O departamento jurídico corporativo sempre foi visto por muitos como uma estrutura essencialmente protetiva, cuja função principal se resumia a blindar a empresa de riscos, redigir contratos, defender a empresa, analisar cláusulas e entrar em cena quando algum problema surgia.

Durante muito tempo, essa abordagem reativa foi suficiente para garantir certo grau de segurança e previsibilidade. Os desafios que cercam o mundo dos negócios se intensificaram de maneira notável. O crescimento da complexidade regulatória, o avanço e a urgência das tecnologias, a velocidade com que surgem novas demandas e a sofisticação das expectativas da alta liderança, de clientes, parceiros e reguladores criaram um cenário em que simplesmente “defender” não basta.


Por que isso importa?

Este tema é essencial porque redefine o papel estratégico do jurídico corporativo, mostrando como a valorização de pessoas e a gestão de conflitos podem gerar inovação, reduzir custos e fortalecer a reputação da empresa.

Essa visão ultrapassada vem perdendo força. Em tempos de competição acirrada entre as empresas e pressão regulatória crescente, a procura por mais eficiência vem transformando o perfil do departamento jurídico, exigindo ser muito mais do que um apêndice reativo.

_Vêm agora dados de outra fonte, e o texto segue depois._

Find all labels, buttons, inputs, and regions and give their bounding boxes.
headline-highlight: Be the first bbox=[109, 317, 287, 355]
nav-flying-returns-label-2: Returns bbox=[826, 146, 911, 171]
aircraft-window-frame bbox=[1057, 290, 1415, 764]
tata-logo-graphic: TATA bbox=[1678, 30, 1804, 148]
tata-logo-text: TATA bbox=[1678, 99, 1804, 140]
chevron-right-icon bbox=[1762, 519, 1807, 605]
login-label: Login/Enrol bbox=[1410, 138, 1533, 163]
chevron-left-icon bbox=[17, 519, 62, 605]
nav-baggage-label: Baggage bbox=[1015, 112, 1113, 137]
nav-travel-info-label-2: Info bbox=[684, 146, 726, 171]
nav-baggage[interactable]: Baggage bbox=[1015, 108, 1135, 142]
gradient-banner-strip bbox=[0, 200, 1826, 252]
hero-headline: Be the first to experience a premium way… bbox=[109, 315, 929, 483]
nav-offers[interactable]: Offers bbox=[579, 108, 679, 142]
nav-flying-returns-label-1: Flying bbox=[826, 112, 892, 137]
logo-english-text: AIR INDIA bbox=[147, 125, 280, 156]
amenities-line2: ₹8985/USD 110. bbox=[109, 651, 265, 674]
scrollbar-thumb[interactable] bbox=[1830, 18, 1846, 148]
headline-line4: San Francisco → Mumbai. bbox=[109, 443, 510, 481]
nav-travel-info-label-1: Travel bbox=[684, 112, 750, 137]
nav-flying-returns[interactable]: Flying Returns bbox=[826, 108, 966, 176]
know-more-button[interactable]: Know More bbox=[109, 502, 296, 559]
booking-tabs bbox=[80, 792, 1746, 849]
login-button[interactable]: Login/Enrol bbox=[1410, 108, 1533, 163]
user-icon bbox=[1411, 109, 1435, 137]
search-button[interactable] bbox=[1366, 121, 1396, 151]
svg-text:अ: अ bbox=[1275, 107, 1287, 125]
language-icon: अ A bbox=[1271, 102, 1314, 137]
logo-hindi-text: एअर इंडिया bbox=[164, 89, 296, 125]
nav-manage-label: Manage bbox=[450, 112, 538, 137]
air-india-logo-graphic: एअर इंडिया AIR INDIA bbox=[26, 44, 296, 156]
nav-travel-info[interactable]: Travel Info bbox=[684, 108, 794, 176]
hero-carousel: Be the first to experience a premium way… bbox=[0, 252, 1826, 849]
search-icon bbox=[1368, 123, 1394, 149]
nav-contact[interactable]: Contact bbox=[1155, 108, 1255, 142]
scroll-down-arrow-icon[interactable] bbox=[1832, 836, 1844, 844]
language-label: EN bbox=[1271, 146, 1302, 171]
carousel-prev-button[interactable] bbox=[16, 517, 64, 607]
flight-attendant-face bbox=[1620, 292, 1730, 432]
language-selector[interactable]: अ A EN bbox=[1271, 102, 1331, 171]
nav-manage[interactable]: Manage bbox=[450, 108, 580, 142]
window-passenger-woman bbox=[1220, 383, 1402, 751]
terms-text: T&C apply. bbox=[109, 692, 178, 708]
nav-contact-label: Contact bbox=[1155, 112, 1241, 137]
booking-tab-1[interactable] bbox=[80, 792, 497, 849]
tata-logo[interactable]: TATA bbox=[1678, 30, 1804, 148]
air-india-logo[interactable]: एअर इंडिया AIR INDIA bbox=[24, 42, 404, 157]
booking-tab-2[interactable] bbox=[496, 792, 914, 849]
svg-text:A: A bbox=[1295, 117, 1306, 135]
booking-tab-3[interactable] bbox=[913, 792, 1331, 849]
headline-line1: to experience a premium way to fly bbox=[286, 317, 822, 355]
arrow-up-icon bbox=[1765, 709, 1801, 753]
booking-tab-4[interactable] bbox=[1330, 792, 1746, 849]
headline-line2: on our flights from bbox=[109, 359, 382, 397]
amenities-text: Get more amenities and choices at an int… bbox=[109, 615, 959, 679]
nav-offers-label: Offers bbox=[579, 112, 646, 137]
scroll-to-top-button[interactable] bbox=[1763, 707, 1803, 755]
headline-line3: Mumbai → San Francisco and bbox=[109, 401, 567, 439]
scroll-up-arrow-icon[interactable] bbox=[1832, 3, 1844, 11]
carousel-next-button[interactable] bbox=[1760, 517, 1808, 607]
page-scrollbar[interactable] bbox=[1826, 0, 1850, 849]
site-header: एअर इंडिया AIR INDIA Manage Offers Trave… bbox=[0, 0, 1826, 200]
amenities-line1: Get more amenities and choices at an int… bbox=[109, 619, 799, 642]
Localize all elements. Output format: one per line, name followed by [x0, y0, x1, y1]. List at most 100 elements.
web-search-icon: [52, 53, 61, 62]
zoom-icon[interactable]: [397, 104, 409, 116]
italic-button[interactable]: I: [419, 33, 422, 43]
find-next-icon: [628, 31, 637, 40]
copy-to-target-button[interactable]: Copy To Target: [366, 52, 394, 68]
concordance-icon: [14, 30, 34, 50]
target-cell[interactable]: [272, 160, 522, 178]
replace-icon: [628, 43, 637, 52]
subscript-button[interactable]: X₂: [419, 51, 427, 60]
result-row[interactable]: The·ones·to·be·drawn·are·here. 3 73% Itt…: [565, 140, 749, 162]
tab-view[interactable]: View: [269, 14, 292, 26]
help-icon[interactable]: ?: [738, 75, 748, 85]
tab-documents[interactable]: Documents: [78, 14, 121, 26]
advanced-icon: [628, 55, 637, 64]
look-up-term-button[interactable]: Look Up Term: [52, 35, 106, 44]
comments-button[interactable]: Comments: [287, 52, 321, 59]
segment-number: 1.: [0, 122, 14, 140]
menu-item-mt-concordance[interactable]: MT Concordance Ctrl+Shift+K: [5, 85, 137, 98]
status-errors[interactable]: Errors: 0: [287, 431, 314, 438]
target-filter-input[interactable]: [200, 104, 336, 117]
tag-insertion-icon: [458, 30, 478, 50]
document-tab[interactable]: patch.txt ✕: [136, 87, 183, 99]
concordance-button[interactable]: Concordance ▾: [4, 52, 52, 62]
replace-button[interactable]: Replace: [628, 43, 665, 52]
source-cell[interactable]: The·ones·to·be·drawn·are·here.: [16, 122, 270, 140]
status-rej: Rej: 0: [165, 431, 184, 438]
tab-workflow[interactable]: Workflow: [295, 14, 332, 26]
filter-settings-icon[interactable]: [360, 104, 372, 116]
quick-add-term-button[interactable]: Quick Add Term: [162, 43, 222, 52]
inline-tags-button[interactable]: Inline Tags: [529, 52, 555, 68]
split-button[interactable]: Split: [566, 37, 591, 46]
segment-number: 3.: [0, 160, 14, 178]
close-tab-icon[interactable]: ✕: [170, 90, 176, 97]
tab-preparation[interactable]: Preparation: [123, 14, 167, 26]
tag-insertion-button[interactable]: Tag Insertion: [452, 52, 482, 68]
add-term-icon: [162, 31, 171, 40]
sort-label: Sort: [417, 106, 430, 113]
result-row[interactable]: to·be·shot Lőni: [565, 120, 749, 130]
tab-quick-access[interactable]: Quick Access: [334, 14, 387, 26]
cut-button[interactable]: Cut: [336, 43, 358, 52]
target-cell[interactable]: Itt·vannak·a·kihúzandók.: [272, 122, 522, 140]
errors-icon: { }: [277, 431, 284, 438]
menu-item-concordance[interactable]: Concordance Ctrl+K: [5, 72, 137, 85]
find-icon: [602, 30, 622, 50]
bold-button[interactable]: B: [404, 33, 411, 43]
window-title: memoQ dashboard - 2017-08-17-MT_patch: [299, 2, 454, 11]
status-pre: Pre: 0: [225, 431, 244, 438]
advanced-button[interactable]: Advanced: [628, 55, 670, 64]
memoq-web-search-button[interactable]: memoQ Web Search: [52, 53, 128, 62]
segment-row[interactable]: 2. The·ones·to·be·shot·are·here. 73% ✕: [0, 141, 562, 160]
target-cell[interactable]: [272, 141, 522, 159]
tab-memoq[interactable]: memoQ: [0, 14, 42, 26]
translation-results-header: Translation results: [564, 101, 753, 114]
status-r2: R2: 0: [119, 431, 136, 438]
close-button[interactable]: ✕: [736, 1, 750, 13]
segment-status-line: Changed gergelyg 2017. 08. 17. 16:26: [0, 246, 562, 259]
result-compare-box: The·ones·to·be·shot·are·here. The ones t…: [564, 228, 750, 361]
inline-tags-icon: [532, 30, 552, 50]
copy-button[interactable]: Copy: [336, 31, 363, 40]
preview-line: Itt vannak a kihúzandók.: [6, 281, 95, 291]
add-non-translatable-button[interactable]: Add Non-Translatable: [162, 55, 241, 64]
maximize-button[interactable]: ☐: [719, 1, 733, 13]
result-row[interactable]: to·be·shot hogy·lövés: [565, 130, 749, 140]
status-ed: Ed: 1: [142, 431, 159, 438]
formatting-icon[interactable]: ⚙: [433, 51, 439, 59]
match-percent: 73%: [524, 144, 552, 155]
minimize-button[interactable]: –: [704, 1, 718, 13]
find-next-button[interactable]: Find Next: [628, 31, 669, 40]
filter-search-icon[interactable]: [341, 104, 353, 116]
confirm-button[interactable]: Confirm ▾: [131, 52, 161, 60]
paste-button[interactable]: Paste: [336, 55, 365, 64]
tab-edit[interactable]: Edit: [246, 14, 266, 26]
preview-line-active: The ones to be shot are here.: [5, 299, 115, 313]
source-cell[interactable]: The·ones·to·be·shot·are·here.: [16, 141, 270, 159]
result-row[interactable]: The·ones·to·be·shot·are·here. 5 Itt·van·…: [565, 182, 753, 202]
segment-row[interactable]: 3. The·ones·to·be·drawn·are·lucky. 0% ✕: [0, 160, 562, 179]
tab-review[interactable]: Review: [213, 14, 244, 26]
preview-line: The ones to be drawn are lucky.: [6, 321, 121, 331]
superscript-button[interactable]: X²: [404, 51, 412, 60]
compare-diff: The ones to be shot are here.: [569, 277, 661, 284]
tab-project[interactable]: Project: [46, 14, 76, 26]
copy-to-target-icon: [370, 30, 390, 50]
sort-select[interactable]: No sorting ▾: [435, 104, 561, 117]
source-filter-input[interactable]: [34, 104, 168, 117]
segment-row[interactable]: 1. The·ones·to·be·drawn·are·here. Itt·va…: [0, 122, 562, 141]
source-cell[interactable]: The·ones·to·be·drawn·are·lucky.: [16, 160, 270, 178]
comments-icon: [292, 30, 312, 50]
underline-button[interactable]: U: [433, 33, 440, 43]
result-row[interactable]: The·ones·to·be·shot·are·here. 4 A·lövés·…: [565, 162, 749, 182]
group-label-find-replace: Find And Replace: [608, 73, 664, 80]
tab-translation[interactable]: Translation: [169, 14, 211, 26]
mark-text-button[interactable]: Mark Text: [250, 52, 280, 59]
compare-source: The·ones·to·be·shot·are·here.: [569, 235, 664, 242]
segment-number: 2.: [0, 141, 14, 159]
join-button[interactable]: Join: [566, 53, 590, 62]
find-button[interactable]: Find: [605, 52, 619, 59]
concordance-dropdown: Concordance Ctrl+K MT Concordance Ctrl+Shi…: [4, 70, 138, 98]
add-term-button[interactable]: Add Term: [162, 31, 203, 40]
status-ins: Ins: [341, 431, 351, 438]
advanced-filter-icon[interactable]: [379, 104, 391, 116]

O alicerce da transformação jurídica

Ele pode e deve funcionar como um motor eficiente de performance, parceiro na tomada de decisão estratégica e proteção do negócio. Foi nesse contexto que surgiu a necessidade de repensar profundamente o papel dos departamentos jurídicos modernos, incluindo a forma como são vistos e percebidos pela alta direção da empresa e, principalmente, como os líderes do jurídico lidam com o seu principal ativo: as pessoas.


Para quem isso interessa?

O assunto é relevante para líderes jurídicos, executivos, gestores de recursos humanos e empresas que buscam transformar seus departamentos jurídicos em agentes estratégicos de inovação e crescimento sustentável.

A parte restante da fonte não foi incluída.